U.S., Cuba cooperate in earthquake tracking

Experts from the U.S. Geological Survey (USGS) visited scientific and academic centers in the province of Santiago de Cuba on Wednesday (June 11) and exchanged information with their Cuban counterparts, Cuban radio reported.

The American visitors, who will be in Santiago until Friday, toured Oriente University and the National Center for Seismological Research (CENAIS), where they met with its director, Bladimir Moreno Toirán.

Coincidentally, a 3.2-magnitude tremor shook the area as the Americans arrived for their meeting with Moreno. It was located at the coastal city of La Plata in Granma province. There were no reports of injuries or material damage.

CENAIS Director Bladimir Moreno Toirán

The CENAIS, an agency of the Ministry of Science, Technology and Environment, monitors seismic activity on the island. Founded in 1992, it maintains eight quake-detecting stations, from Soroa in the west to Manicaragua in the center to Maisí in the east.

Six of them are in the Oriente region, in the cities of Cascorro, Holguín, Moa, Las Mercedes, Río Carpintero and Maisí.

The USGS has more than 150 stations worldwide, nine of them in the Caribbean. It provides information to the public via the Internet, e-mail and the social networks.

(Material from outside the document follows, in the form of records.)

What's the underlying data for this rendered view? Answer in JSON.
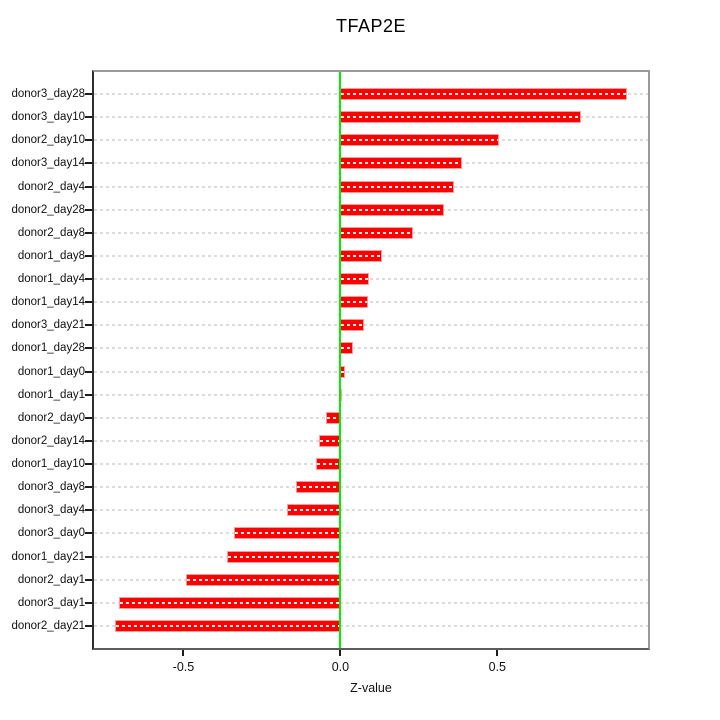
{
  "chart_data": {
    "type": "bar",
    "orientation": "horizontal",
    "title": "TFAP2E",
    "xlabel": "Z-value",
    "ylabel": "",
    "legend": "none",
    "grid": "dotted-horizontal-per-category",
    "categories": [
      "donor3_day28",
      "donor3_day10",
      "donor2_day10",
      "donor3_day14",
      "donor2_day4",
      "donor2_day28",
      "donor2_day8",
      "donor1_day8",
      "donor1_day4",
      "donor1_day14",
      "donor3_day21",
      "donor1_day28",
      "donor1_day0",
      "donor1_day1",
      "donor2_day0",
      "donor2_day14",
      "donor1_day10",
      "donor3_day8",
      "donor3_day4",
      "donor3_day0",
      "donor1_day21",
      "donor2_day1",
      "donor3_day1",
      "donor2_day21"
    ],
    "values": [
      0.913,
      0.765,
      0.505,
      0.386,
      0.363,
      0.331,
      0.23,
      0.133,
      0.092,
      0.088,
      0.075,
      0.039,
      0.016,
      0.002,
      -0.046,
      -0.067,
      -0.078,
      -0.142,
      -0.171,
      -0.339,
      -0.36,
      -0.493,
      -0.705,
      -0.717
    ],
    "xlim": [
      -0.785,
      0.98
    ],
    "xticks": [
      -0.5,
      0.0,
      0.5
    ],
    "xtick_labels": [
      "-0.5",
      "0.0",
      "0.5"
    ],
    "zero_line_x": 0.0,
    "colors": {
      "bar_fill": "#ff0000",
      "bar_border": "#ff9d9d",
      "bar_center_dash": "#ffffff",
      "zero_line": "#00ef00",
      "grid": "#dcdcdc",
      "box": "#9a9a9a",
      "text": "#000000"
    }
  }
}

The Americans also toured Cuba’s National Seismological Service. On Thursday, they were to visit the Baconao Park on the southeastern end of Cuba, where most earthquakes are felt.

About 70 percent of the seismic activity in Cuba emanates from the Oriente fault line, which marks the tectonic boundary between the North American Plate and the Caribbean Plate.

So far this year, two medium-intensity earthquakes have been recorded in Cuba. The first was a 5.0-magnitude quake on Jan. 9. It struck in the Straits of Florida, about 107 miles northeast of Havana, and was felt as far north as Orlando, Fla.

The second was a 4.7-magnitude tremor on March 9, about 30 miles northeast of Cárdenas, Matanzas province, that was felt in the Lower Florida Keys. Seismologists in the U.S. said that it was an aftershock of the January quake.